Snooker is one of those sports that is loved by dedicated fans but overlooked in favour of the more pub friendly Pool table by most people. In fact, over the years, whenever I have had to explain the difference between Call of Duty and Battlefield series, I always say that Battlefield is the Snooker to CoD’s Pool. It is a sport I used to play with my dad and into my early 20s and I still have my official John Parrot Snooker Cue in a case somewhere…gathering dust! But over the years I have really enjoyed playing the video game version of Snooker which for me began back in my Amiga days with the exceptional Jimmy White’s Whirlwind Snooker and it became my benchmark for snooker simulator games from that moment. Now it is also hard to believe that it has been almost ten years since an officially licensed Snooker game was released, especially on console but now we have Snooker 19. Only question is can it hit a 147 or accidentally pots the white instead?
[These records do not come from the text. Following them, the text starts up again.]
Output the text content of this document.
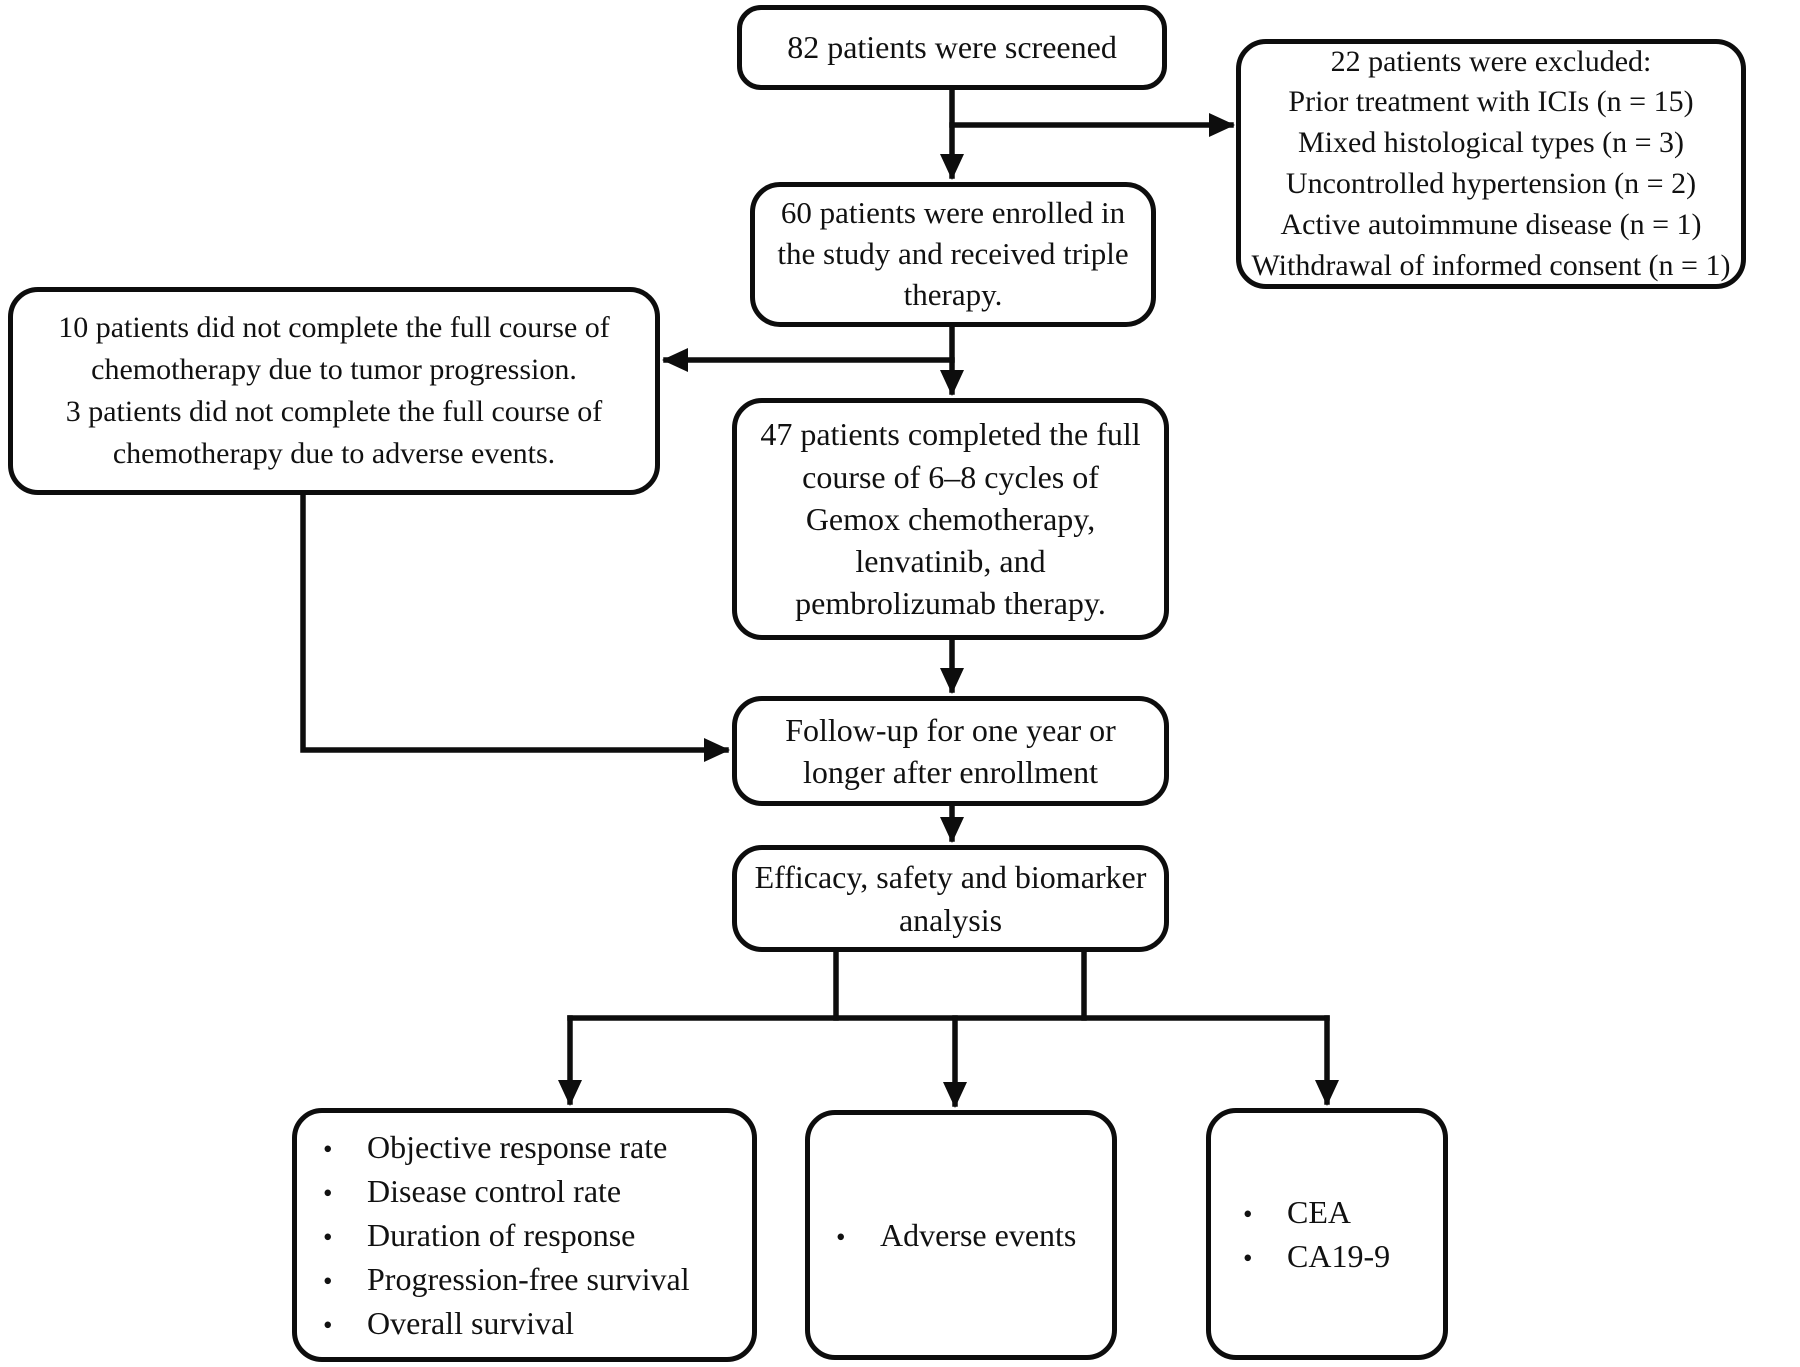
82 patients were screened	22 patients were excluded:
Prior treatment with ICIs (n = 15)
Mixed histological types (n = 3)
Uncontrolled hypertension (n = 2)
Active autoimmune disease (n = 1)
Withdrawal of informed consent (n = 1)
60 patients were enrolled in
the study and received triple
therapy.
10 patients did not complete the full course of
chemotherapy due to tumor progression.
3 patients did not complete the full course of
chemotherapy due to adverse events.
47 patients completed the full
course of 6–8 cycles of
Gemox chemotherapy,
lenvatinib, and
pembrolizumab therapy.
Follow-up for one year or
longer after enrollment
Efficacy, safety and biomarker
analysis
•	Objective response rate
•	Disease control rate
•	Duration of response
•	Progression-free survival
•	Overall survival
•	Adverse events
•	CEA
•	CA19-9
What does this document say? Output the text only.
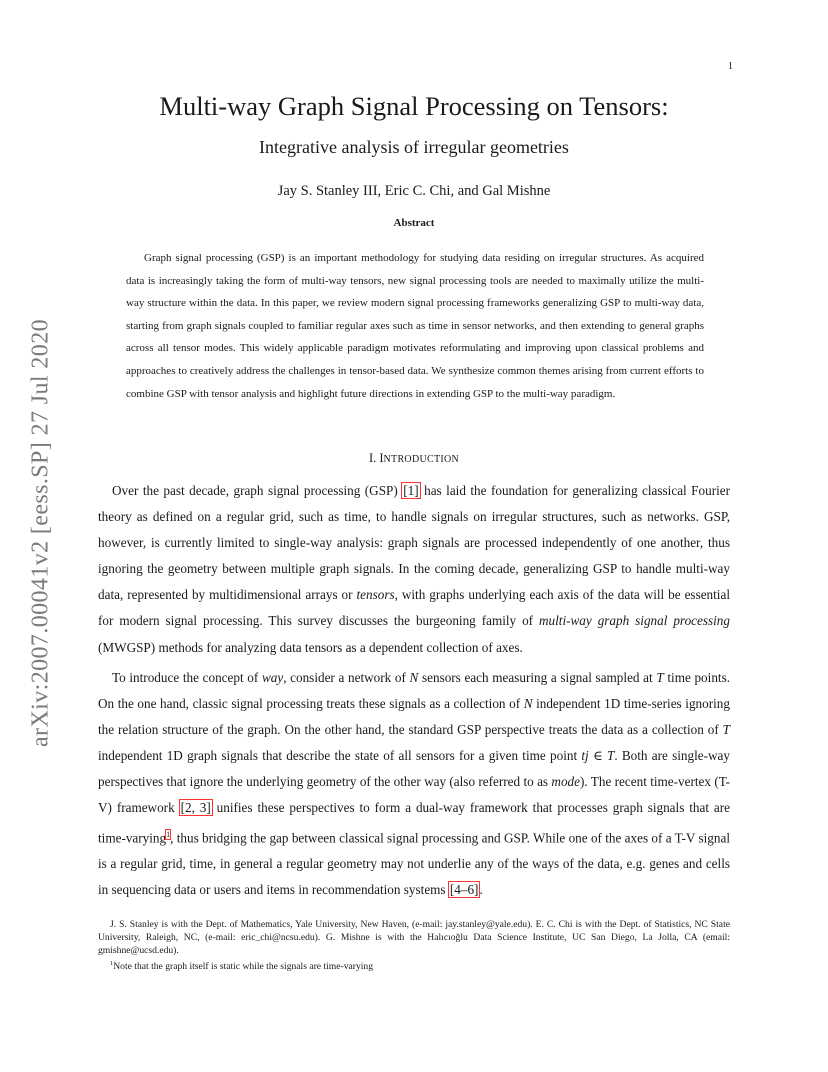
1
arXiv:2007.00041v2 [eess.SP] 27 Jul 2020
Multi-way Graph Signal Processing on Tensors:
Integrative analysis of irregular geometries
Jay S. Stanley III, Eric C. Chi, and Gal Mishne
Abstract

Graph signal processing (GSP) is an important methodology for studying data residing on irregular structures. As acquired data is increasingly taking the form of multi-way tensors, new signal processing tools are needed to maximally utilize the multi-way structure within the data. In this paper, we review modern signal processing frameworks generalizing GSP to multi-way data, starting from graph signals coupled to familiar regular axes such as time in sensor networks, and then extending to general graphs across all tensor modes. This widely applicable paradigm motivates reformulating and improving upon classical problems and approaches to creatively address the challenges in tensor-based data. We synthesize common themes arising from current efforts to combine GSP with tensor analysis and highlight future directions in extending GSP to the multi-way paradigm.

I. INTRODUCTION

Over the past decade, graph signal processing (GSP) [1] has laid the foundation for generalizing classical Fourier theory as defined on a regular grid, such as time, to handle signals on irregular structures, such as networks. GSP, however, is currently limited to single-way analysis: graph signals are processed independently of one another, thus ignoring the geometry between multiple graph signals. In the coming decade, generalizing GSP to handle multi-way data, represented by multidimensional arrays or tensors, with graphs underlying each axis of the data will be essential for modern signal processing. This survey discusses the burgeoning family of multi-way graph signal processing (MWGSP) methods for analyzing data tensors as a dependent collection of axes.

To introduce the concept of way, consider a network of N sensors each measuring a signal sampled at T time points. On the one hand, classic signal processing treats these signals as a collection of N independent 1D time-series ignoring the relation structure of the graph. On the other hand, the standard GSP perspective treats the data as a collection of T independent 1D graph signals that describe the state of all sensors for a given time point tj ∈ T. Both are single-way perspectives that ignore the underlying geometry of the other way (also referred to as mode). The recent time-vertex (T-V) framework [2, 3] unifies these perspectives to form a dual-way framework that processes graph signals that are time-varying$^1$, thus bridging the gap between classical signal processing and GSP. While one of the axes of a T-V signal is a regular grid, time, in general a regular geometry may not underlie any of the ways of the data, e.g. genes and cells in sequencing data or users and items in recommendation systems [4–6].

J. S. Stanley is with the Dept. of Mathematics, Yale University, New Haven, (e-mail: jay.stanley@yale.edu). E. C. Chi is with the Dept. of Statistics, NC State University, Raleigh, NC, (e-mail: eric_chi@ncsu.edu). G. Mishne is with the Halıcıoğlu Data Science Institute, UC San Diego, La Jolla, CA (email: gmishne@ucsd.edu).

$^1$Note that the graph itself is static while the signals are time-varying
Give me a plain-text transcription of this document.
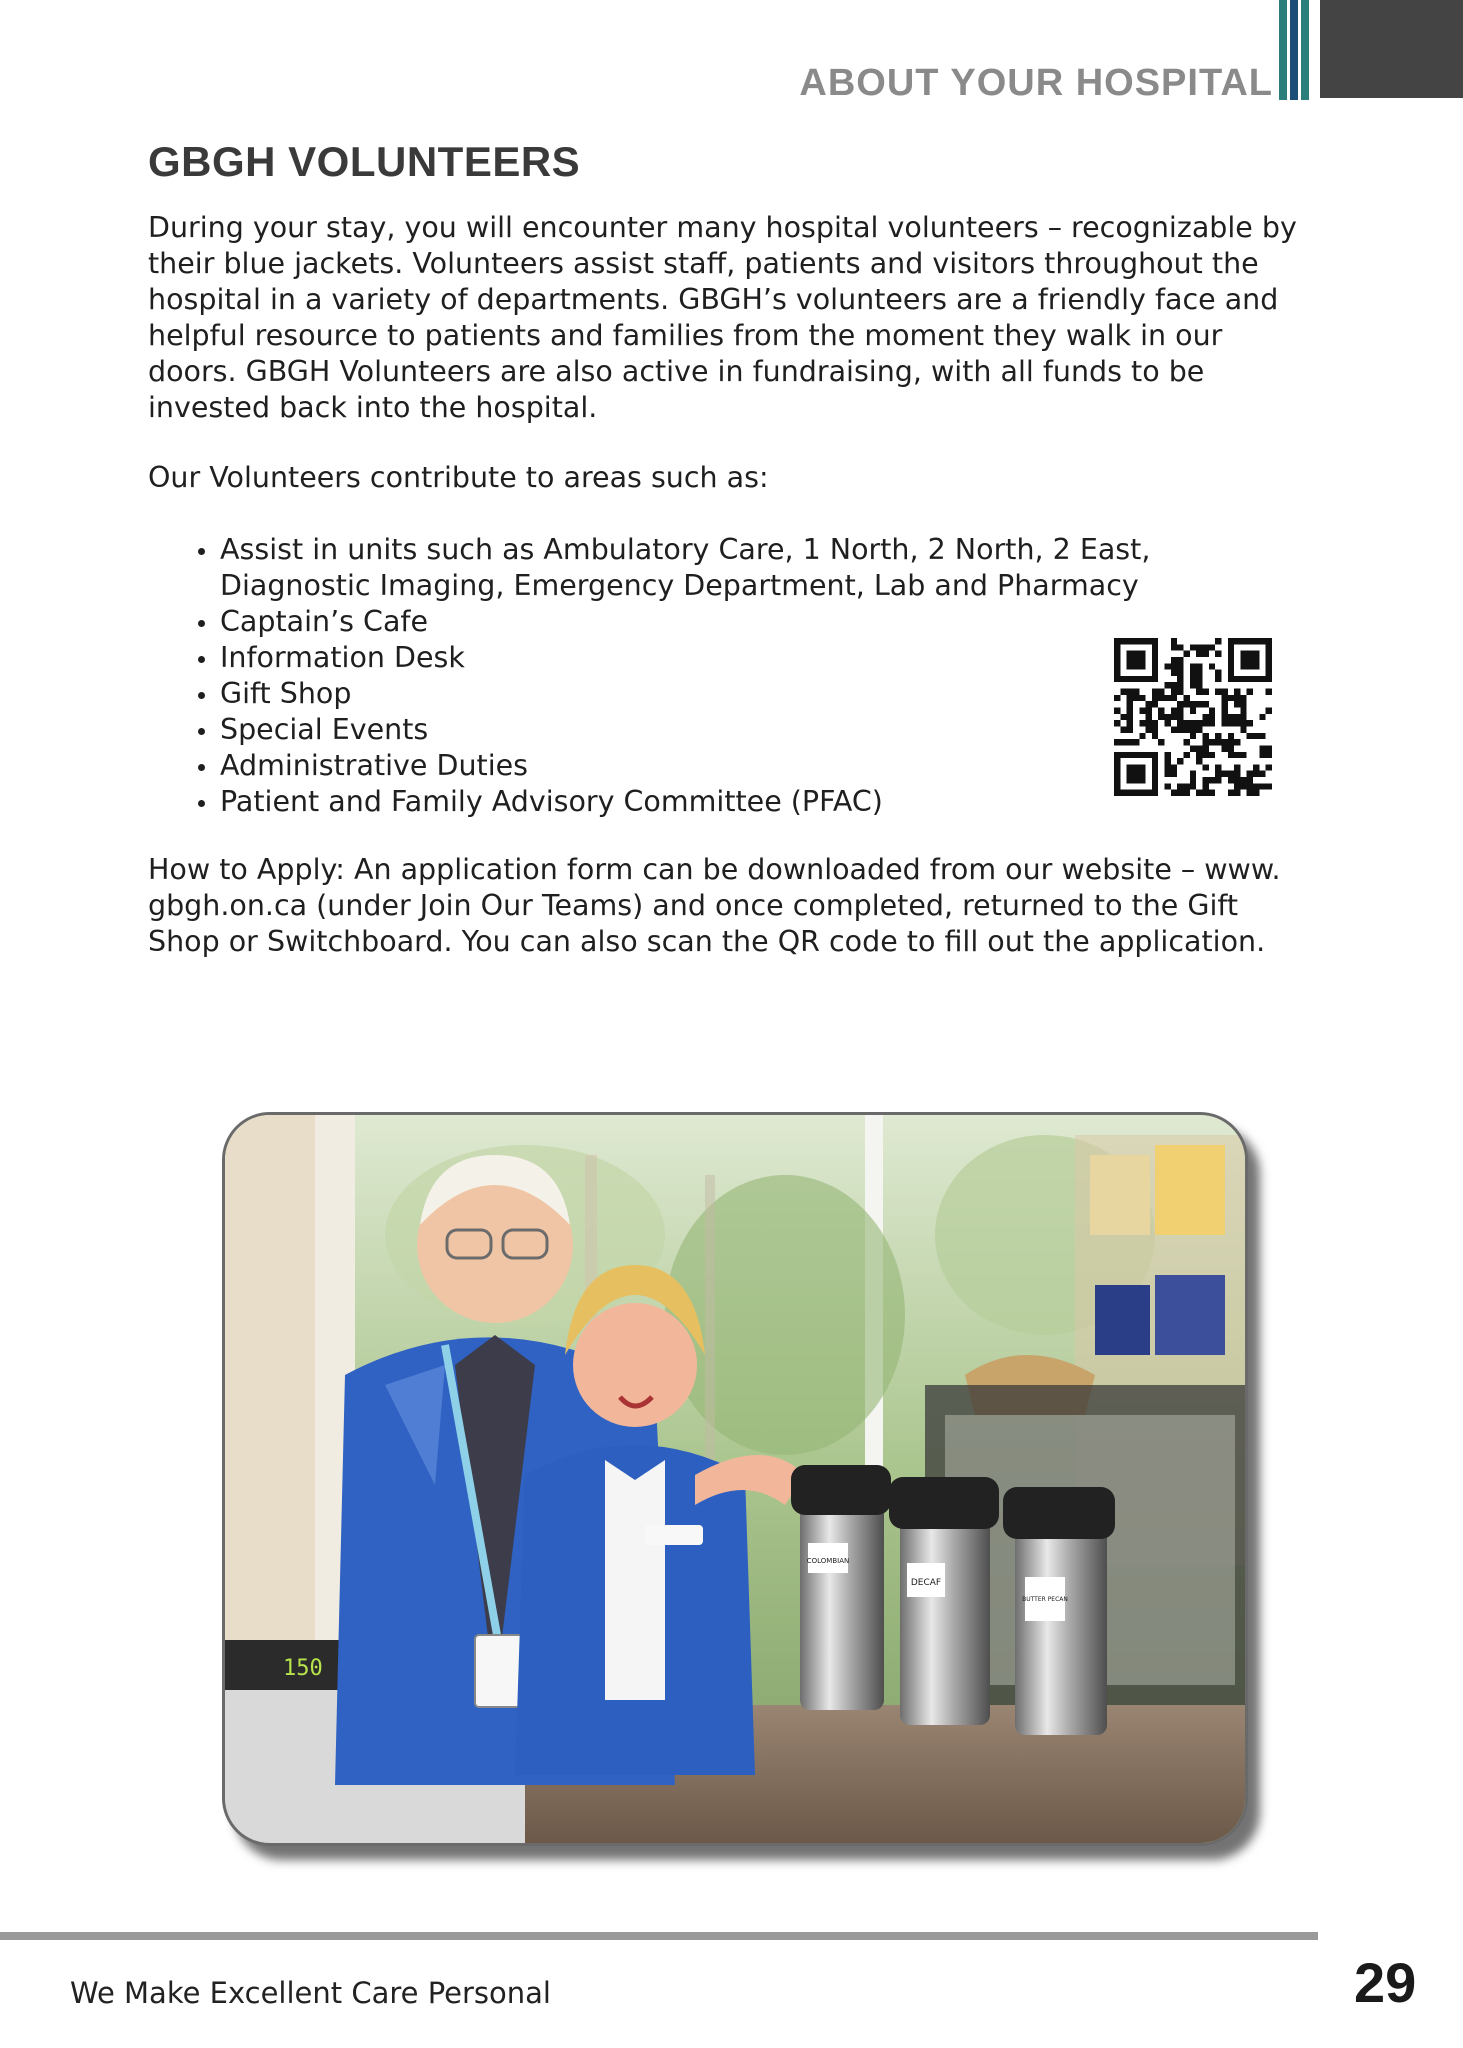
ABOUT YOUR HOSPITAL
GBGH VOLUNTEERS

During your stay, you will encounter many hospital volunteers – recognizable by their blue jackets. Volunteers assist staff, patients and visitors throughout the hospital in a variety of departments. GBGH’s volunteers are a friendly face and helpful resource to patients and families from the moment they walk in our doors. GBGH Volunteers are also active in fundraising, with all funds to be invested back into the hospital.

Our Volunteers contribute to areas such as:

Assist in units such as Ambulatory Care, 1 North, 2 North, 2 East, Diagnostic Imaging, Emergency Department, Lab and Pharmacy
Captain’s Cafe
Information Desk
Gift Shop
Special Events
Administrative Duties
Patient and Family Advisory Committee (PFAC)

How to Apply: An application form can be downloaded from our website – www. gbgh.on.ca (under Join Our Teams) and once completed, returned to the Gift Shop or Switchboard. You can also scan the QR code to fill out the application.

150
COLOMBIAN
DECAF
BUTTER PECAN
We Make Excellent Care Personal	29
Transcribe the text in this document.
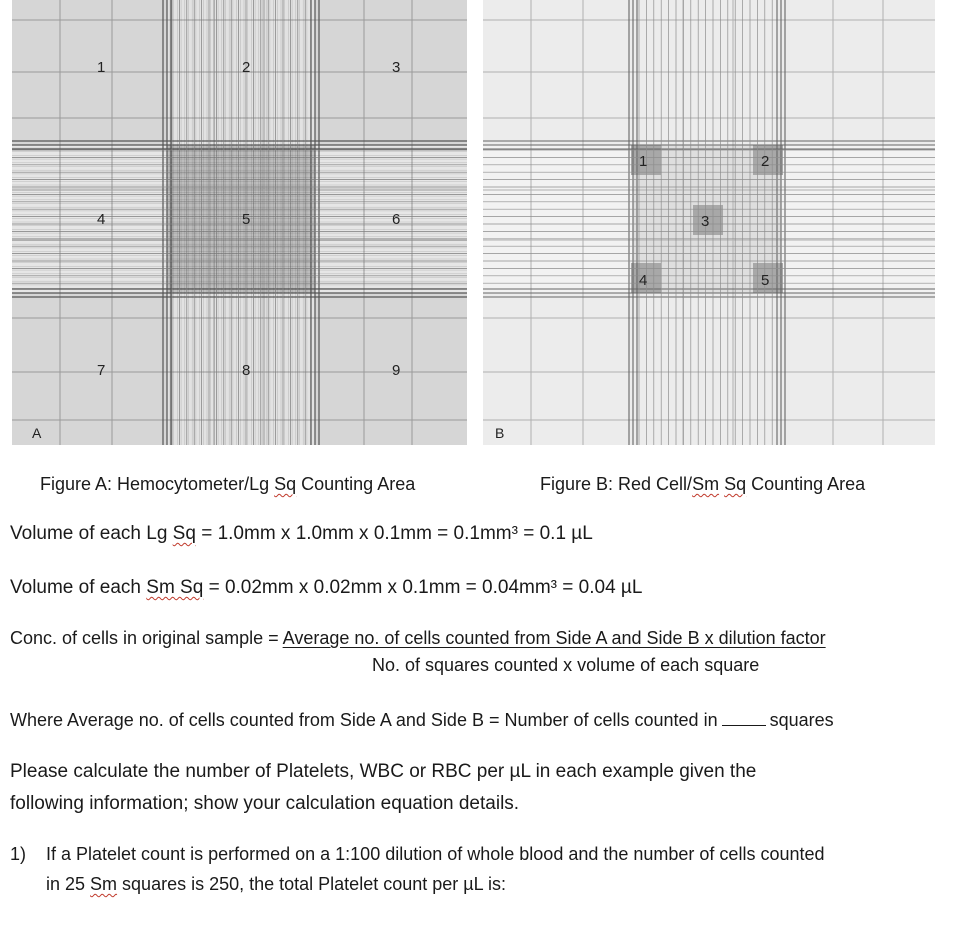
1	2	3
4	5	6
7	8	9
A
1	2
3
4	5
B
Figure A: Hemocytometer/Lg Sq Counting Area	Figure B: Red Cell/Sm Sq Counting Area
Volume of each Lg Sq = 1.0mm x 1.0mm x 0.1mm = 0.1mm³ = 0.1 µL
Volume of each Sm Sq = 0.02mm x 0.02mm x 0.1mm = 0.04mm³ = 0.04 µL
Conc. of cells in original sample = Average no. of cells counted from Side A and Side B x dilution factor
No. of squares counted x volume of each square
Where Average no. of cells counted from Side A and Side B = Number of cells counted in	squares
Please calculate the number of Platelets, WBC or RBC per µL in each example given the
following information; show your calculation equation details.
1)	If a Platelet count is performed on a 1:100 dilution of whole blood and the number of cells counted
in 25 Sm squares is 250, the total Platelet count per µL is:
I was fortunate enough to discover this game during my time at EGX Rezzed back in early April in the [email protected] area, it was tucked away in the corner amongst some of the best indie games coming out this year, and it was interesting to see who was gravitating around its demo stand, mostly dads really. I patiently waited my turn and right away I was taken back by how visually stunning this game looks from the ball physics and animation to just the recreation of tournament quality table and players, it really could be easily mistaken for a televised match at times. The presentation and attention to detail really is quite remarkable and I certainly tip my hat to Ripstone and Lab42.

Snooker 19 has a good deal of modes for players to enjoy from the standard Exhibition matches and online Multiplayer that you would expect, but what did come as a nice surprise and something real die-hard fans of the sport will appreciate, is that it actually has two types of Career Mode. The first is the 2019/20 season where you can select anyone of the 128 already Pro players which is pretty much making this the FIFA of Snooker games already with that size of a roster. The second is a really nice touch in my opinion, and that is the option to instead, pick one of the many rising stars of the Snooker professional world and attempt to take them to the big leagues.

The only real downside to both Career Modes is that there is currently no option to create your own snooker player, which would have been so much fun to create your own and guide them through the rising star mode and then into the pro player mode. To be fair to this lack of option in the game, the roster of players you can play as is pretty huge, but it still is a shame not to have a create a player option.

When I played the short demo at EGX Rezzed, the one concern I had was the gameplay via controller. Snooker 19 does a solid job of making what would normally be extremely straight forward with a mouse and keyboard system, into something very user friendly for controller although it will take some time to get used to. There is a real effort to make playing Snooker 19 feel as much like actual televised Snooker as possible, which means the top down view of a TV broadcast is the default view as you work to set up the initial shot. It is only when you move into the second stage taking the shot, does the game move your view to behind the ball, something Snooker games of yester year would do from the off. It features a good few aim assist options for players of all skill types so lining up a shot and knowing there the cue ball is likely to go is a great help as is the ability to add spin to a shot and how much power to use. It does take some time to adjust too, which is where a practice mode would really come in handy but sadly this is not included in the game.

Where the game falls down a little for me comes in the form of the opponent player’s AI, which the developers have been pretty vocal about putting across that each player in the game is a true representation of their real-life counterparts in terms of their playing style and skill. This can translate in the game as a very sudden god like performance by your opponent, even on easy difficulty which can have you the player just sitting and watching as the AI player knocks out amazing high break scores or pulling off insanely accurate ‘snookers’. For me this was rather humiliating as I would often watch a frame play out as if I was actually just a bystander watching the match on telly. This led to some very non fun, painfully slow and embarrassing matches which would sadly, cause me to have to quit the match in order to try again and hope the gaming gods took some mercy on me. This did not happen all the time and was very much dependant on which player I was facing but even after many years of suffering the overpowered nonsense of super star FIFA rated teams online, it just felt more personal experiencing it in a nice game of Snooker.

Snooker 19 is very much a simulation of the sport with very little arcade feel to it, this really makes this a great game for the devoted Snooker fan and less of a must play for any casual fans out there. It recreates the television experience as much as a video game can but the animation and look of some of the roster of professional players can be less than realistic, sometimes to comedic results. The game would have benefited from a dedicated practice room and it would have been more immersive if you could create your own snooker player to challenge the real players on the impressively large roster.

But I admire what it tries to do and having the official licensed tournaments and players gives it real authenticity, helped by the fact there is no other Snooker game to rival it, this will deliver the Snooker gaming experience you would want if you are a dedicated fan of the sport.